LO/BO: You are insolvent in a bankruptcy sense. There is nothing we can do. If we lend money to you now and you file bankruptcy
tomorrow, we will probably recover nothing.
[Phone Rings]
Harry Lewis: This is Harry.
Patrick Lenz: Harry, this is Patrick Lenz from Diversified Investments.
Harry Lewis: Hi Patrick. What can I do for you?
Patrick Lenz: As I explained earlier, I can’t offer you a loan or capital infusion, but I reviewed your company’s portfolio one more
time and realized that I can help you. You just bought a coalfield that isn’t a part of your core operations. I would be willing to buy
it from you.
Harry Lewis: Do you have an offer?
Patrick Lenz: $68 million.
Patrick Lenz: We bought it for $141 million just last year. Bituminous coal has risen 12% since then. I will sell you the mine for
$141 million and you will still make a killing.

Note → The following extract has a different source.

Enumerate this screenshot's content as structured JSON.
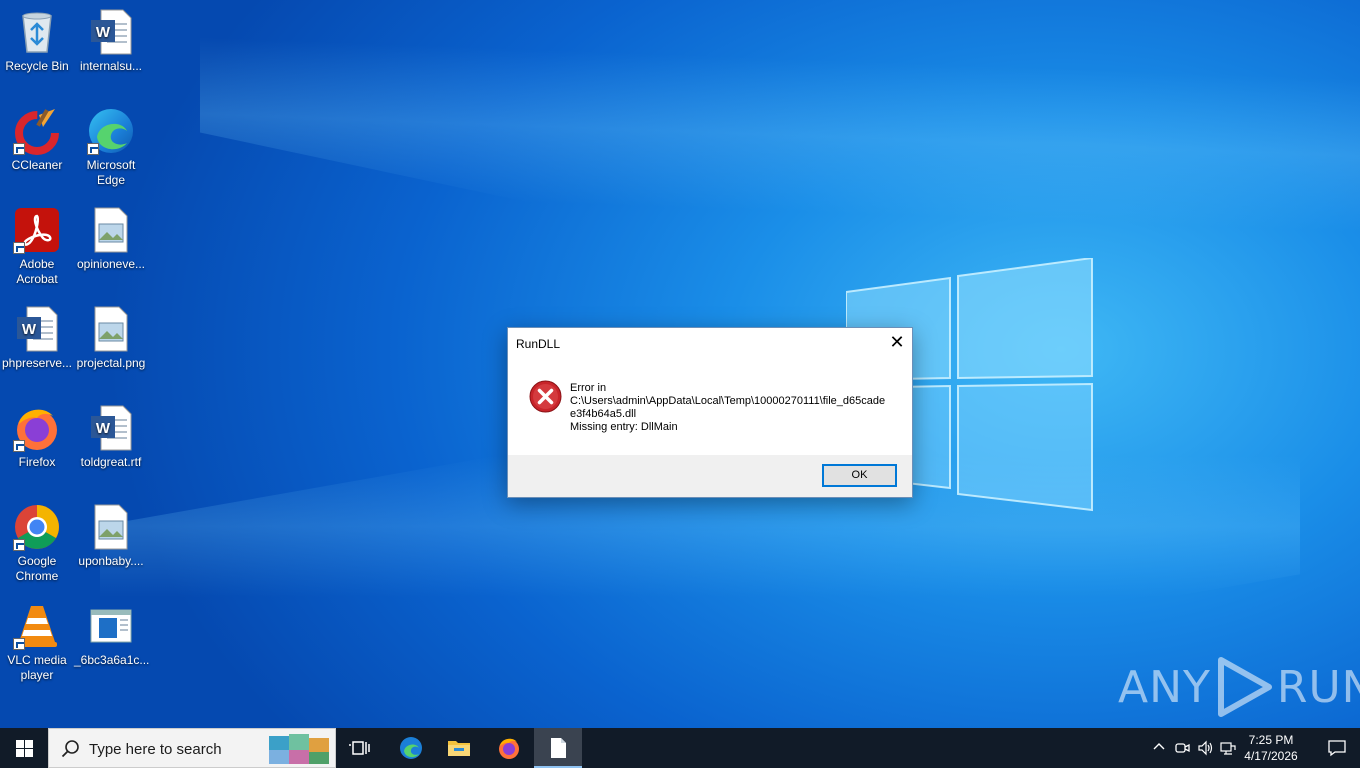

Patrick Lenz: $68 million is as high as I can go, and this offer is only for today. I wasn’t the only one to turn you down today, so you
can either sell today and live to see another day or you can file for bankruptcy tomorrow.
Agree to sell the coal mine for $68 million: Go to slide 9.
Reject the offer and file for bankruptcy: Go to slide 10.
Slide 9:
Annette Whaley: The $68 million will cover payroll and all other obligations for the next 3 or 4 months.
Alan Sayers: And then what do we do, Harry?
Slide 10:
Narrator: Since Fletcher Steel is insolvent in a bankruptcy sense. The only ethical action is to file for bankruptcy. The assets for the
company belong to its creditors rather than to the shareholders. If the company files for bankruptcy and then liquidates its assets,
the money would be used to satisfy creditors, which is Harry’s legal and ethical obligation to perform since the company is
insolvent.
Slide 11:
Narrator: Since Fletcher steel is insolvent in a bankruptcy sense, the only ethical action is to file for bankruptcy. The assets of the
company belong to its creditors, rather than to the shareholders. If the company files for bankruptcy and then liquidates its assets,
the money would be used to satisfy creditors, which is Harry’s legal and ethical obligation to perform since the company is
insolvent.
Because he failed to meet his fiduciary responsibilities, he is sued by Fletcher Steel’s creditors.